Я был бы рад до чрезвычайности, если бы к ее приезду кто-нибудь из вас все-таки же вспомнил о том, что я просил книжек о Марии Стюарт и хоть что-нибудь в этом направлении сделал: мне это очень нужно. Между прочим книжка О’Нейль (биография М<арии> Ст<юарт>), цена 10 к. в издательстве “Польза” (Универс<альная> библ<иотека>) вполне доступна карману даже Лидочки, и меня серьезно удивляет, что ничего в этом направлении не было сделано.
Как ни запаздывают газеты, доходя до сих мест на седьмой день, вполне очевидно, что скоро начнут жить на совсем новый лад. С чем вас и поздравляю.
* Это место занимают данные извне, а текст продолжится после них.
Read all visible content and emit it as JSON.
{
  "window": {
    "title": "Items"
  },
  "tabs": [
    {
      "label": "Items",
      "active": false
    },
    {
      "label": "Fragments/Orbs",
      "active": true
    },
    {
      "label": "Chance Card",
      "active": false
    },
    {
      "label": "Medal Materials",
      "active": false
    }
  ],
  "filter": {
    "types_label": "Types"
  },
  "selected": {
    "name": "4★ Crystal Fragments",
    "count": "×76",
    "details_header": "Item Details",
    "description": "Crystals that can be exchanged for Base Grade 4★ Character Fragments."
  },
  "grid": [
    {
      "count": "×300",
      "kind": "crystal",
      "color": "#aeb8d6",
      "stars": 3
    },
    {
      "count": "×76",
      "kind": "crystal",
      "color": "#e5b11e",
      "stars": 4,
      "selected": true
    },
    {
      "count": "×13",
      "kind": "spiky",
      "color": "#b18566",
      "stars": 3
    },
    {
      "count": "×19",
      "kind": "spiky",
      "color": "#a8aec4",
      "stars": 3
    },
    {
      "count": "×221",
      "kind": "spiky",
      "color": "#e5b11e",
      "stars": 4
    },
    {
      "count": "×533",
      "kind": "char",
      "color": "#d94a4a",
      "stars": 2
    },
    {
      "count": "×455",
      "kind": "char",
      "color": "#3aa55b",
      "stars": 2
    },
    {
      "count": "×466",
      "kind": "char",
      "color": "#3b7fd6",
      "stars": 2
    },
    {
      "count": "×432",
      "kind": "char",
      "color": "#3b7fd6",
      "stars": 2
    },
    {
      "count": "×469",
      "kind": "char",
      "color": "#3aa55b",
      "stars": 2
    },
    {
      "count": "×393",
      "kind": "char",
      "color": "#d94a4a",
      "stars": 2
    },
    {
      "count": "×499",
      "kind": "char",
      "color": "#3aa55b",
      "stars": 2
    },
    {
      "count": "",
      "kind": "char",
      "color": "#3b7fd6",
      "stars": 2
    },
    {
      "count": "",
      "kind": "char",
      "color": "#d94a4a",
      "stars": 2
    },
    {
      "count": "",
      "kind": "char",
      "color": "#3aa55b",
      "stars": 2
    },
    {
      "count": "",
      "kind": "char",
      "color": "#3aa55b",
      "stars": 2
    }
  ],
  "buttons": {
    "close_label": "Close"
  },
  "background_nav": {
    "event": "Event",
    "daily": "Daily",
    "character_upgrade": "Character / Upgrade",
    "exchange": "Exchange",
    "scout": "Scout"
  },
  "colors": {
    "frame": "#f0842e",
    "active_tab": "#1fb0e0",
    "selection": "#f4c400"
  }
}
До открытия навигации отсюда выбраться очень трудно и сопряжено с высокими издержками. А то хотелось бы мне очень с вами побыть в эти назревающие дни. Давно, давно не имел от вас писем, что повергает меня в тоску нешуточную. Отнюдь же не в беспокойства. Если не врет Бобров, книжка стихотворных моих упражнений выходит в скором времени. Я ее вам отсюда пошлю, процензуровав. Новое огорчение для папы, который наверное откроет в ней высокую наличность всевозможных “кички—пички”. Заранее прошу этой темы не касаться. Я ведь ясен тебе, папа, по поведению моему и поступкам, по мыслям, по вкусам и т.д.; по письмам. А литературу мы оставим в стороне. Ну, крепко, крепко вас всех целую.
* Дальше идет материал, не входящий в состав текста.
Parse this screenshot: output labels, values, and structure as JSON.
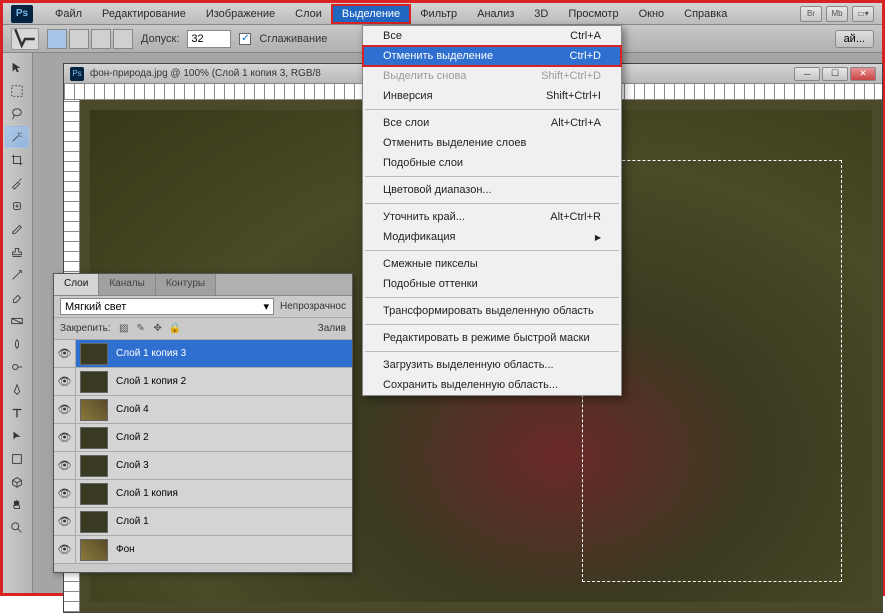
{
  "menubar": {
    "items": [
      "Файл",
      "Редактирование",
      "Изображение",
      "Слои",
      "Выделение",
      "Фильтр",
      "Анализ",
      "3D",
      "Просмотр",
      "Окно",
      "Справка"
    ],
    "active_index": 4,
    "right_buttons": [
      "Br",
      "Mb"
    ]
  },
  "optbar": {
    "tolerance_label": "Допуск:",
    "tolerance_value": "32",
    "antialias_label": "Сглаживание",
    "refine_button": "ай..."
  },
  "doc": {
    "title": "фон-природа.jpg @ 100% (Слой 1 копия 3, RGB/8"
  },
  "dropdown": {
    "items": [
      {
        "label": "Все",
        "shortcut": "Ctrl+A",
        "type": "item"
      },
      {
        "label": "Отменить выделение",
        "shortcut": "Ctrl+D",
        "type": "highlighted"
      },
      {
        "label": "Выделить снова",
        "shortcut": "Shift+Ctrl+D",
        "type": "disabled"
      },
      {
        "label": "Инверсия",
        "shortcut": "Shift+Ctrl+I",
        "type": "item"
      },
      {
        "type": "sep"
      },
      {
        "label": "Все слои",
        "shortcut": "Alt+Ctrl+A",
        "type": "item"
      },
      {
        "label": "Отменить выделение слоев",
        "shortcut": "",
        "type": "item"
      },
      {
        "label": "Подобные слои",
        "shortcut": "",
        "type": "item"
      },
      {
        "type": "sep"
      },
      {
        "label": "Цветовой диапазон...",
        "shortcut": "",
        "type": "item"
      },
      {
        "type": "sep"
      },
      {
        "label": "Уточнить край...",
        "shortcut": "Alt+Ctrl+R",
        "type": "item"
      },
      {
        "label": "Модификация",
        "shortcut": "",
        "type": "submenu"
      },
      {
        "type": "sep"
      },
      {
        "label": "Смежные пикселы",
        "shortcut": "",
        "type": "item"
      },
      {
        "label": "Подобные оттенки",
        "shortcut": "",
        "type": "item"
      },
      {
        "type": "sep"
      },
      {
        "label": "Трансформировать выделенную область",
        "shortcut": "",
        "type": "item"
      },
      {
        "type": "sep"
      },
      {
        "label": "Редактировать в режиме быстрой маски",
        "shortcut": "",
        "type": "item"
      },
      {
        "type": "sep"
      },
      {
        "label": "Загрузить выделенную область...",
        "shortcut": "",
        "type": "item"
      },
      {
        "label": "Сохранить выделенную область...",
        "shortcut": "",
        "type": "item"
      }
    ]
  },
  "panel": {
    "tabs": [
      "Слои",
      "Каналы",
      "Контуры"
    ],
    "active_tab": 0,
    "blend_mode": "Мягкий свет",
    "opacity_label": "Непрозрачнос",
    "lock_label": "Закрепить:",
    "fill_label": "Залив",
    "layers": [
      {
        "name": "Слой 1 копия 3",
        "selected": true,
        "thumb": "dark"
      },
      {
        "name": "Слой 1 копия 2",
        "selected": false,
        "thumb": "dark"
      },
      {
        "name": "Слой 4",
        "selected": false,
        "thumb": "img"
      },
      {
        "name": "Слой 2",
        "selected": false,
        "thumb": "dark"
      },
      {
        "name": "Слой 3",
        "selected": false,
        "thumb": "dark"
      },
      {
        "name": "Слой 1 копия",
        "selected": false,
        "thumb": "dark"
      },
      {
        "name": "Слой 1",
        "selected": false,
        "thumb": "dark"
      },
      {
        "name": "Фон",
        "selected": false,
        "thumb": "img"
      }
    ]
  }
}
Получили ли посылку мою и в каком виде?
Ваш Боря.
<Тихие Горы> 3.I <19>17
Дорогой папа!
Письмо твое привело меня в истинное безумие! Вот все, что я желал! Книга выполнила свое назначение. Я удовлетворен. Я так страдал всегда от того, что ты во мне собственных черт своих не видел; что ты мерил меня мерилом посредственности; что не находя их во мне, жаловался на отсутствие контакта с тобою, меня в этом виня; что называл клоакой то, что воспитало “Барьеры”, что их переплело в голубую обертку и на извозчике доставило тебе их на дом.
Ты скажешь: одно дело Бобров и ЦФГа, другое…; но ведь ты валил все в одну кучу. О, я не укоряю тебя, что за мысль, дорогой, я только рисую тебе картину моей боязливой настороженности перед выходом книги, моего ожидания недовольства с твоей стороны и апелляции к Левину или Эттингеру; — и степени радостной озадаченности моей затем, когда я распечатал твое письмо.
Спасибо, спасибо, спасибо. Без конца!
Книга от Боброва и письмо от вас пришли одновременно. Я раза три перечел твое письмо, пока решился вскрыть бандероль. Ах это письмо твое! Я им горжусь: письмом академика к футуристу. Кому-то Гюго так писал из начинающих, и потом надежд Гюго не обманувшему, сейчас не помню кому. Ну это ли не счастье! Чудный Бобров! Как он постарался! Ты не ошибаешься; он трогательно предан мне. Но теперь я не мальчик уже. Дружба дружбой, а дело делом. Я и сам люблю его и ценю за остроту понимания, за эрудицию, за нервность его, за его идеологию, за его верность в отношениях. А как часто я его обижал!
И мне нравится книжка. Что ни говори — она — реальна, возможна, не случайна, и мало на что-нибудь, кроме себя самой, похожа. Ее и письмо — получил в конторе, после обеда, значит у подошвы шестичасового подъема, восхождение на который предстояло мне. Как я высидел, не знаю!
Вот уже 3-е янв<аря>, а я все еще не свободен, заместителя нет. Да, о книжке! Жаль — куча опечатков. Это огорчает меня, местами до чудовищности. Что делать, за то я в Бундюге сижу (назв<ание> завода).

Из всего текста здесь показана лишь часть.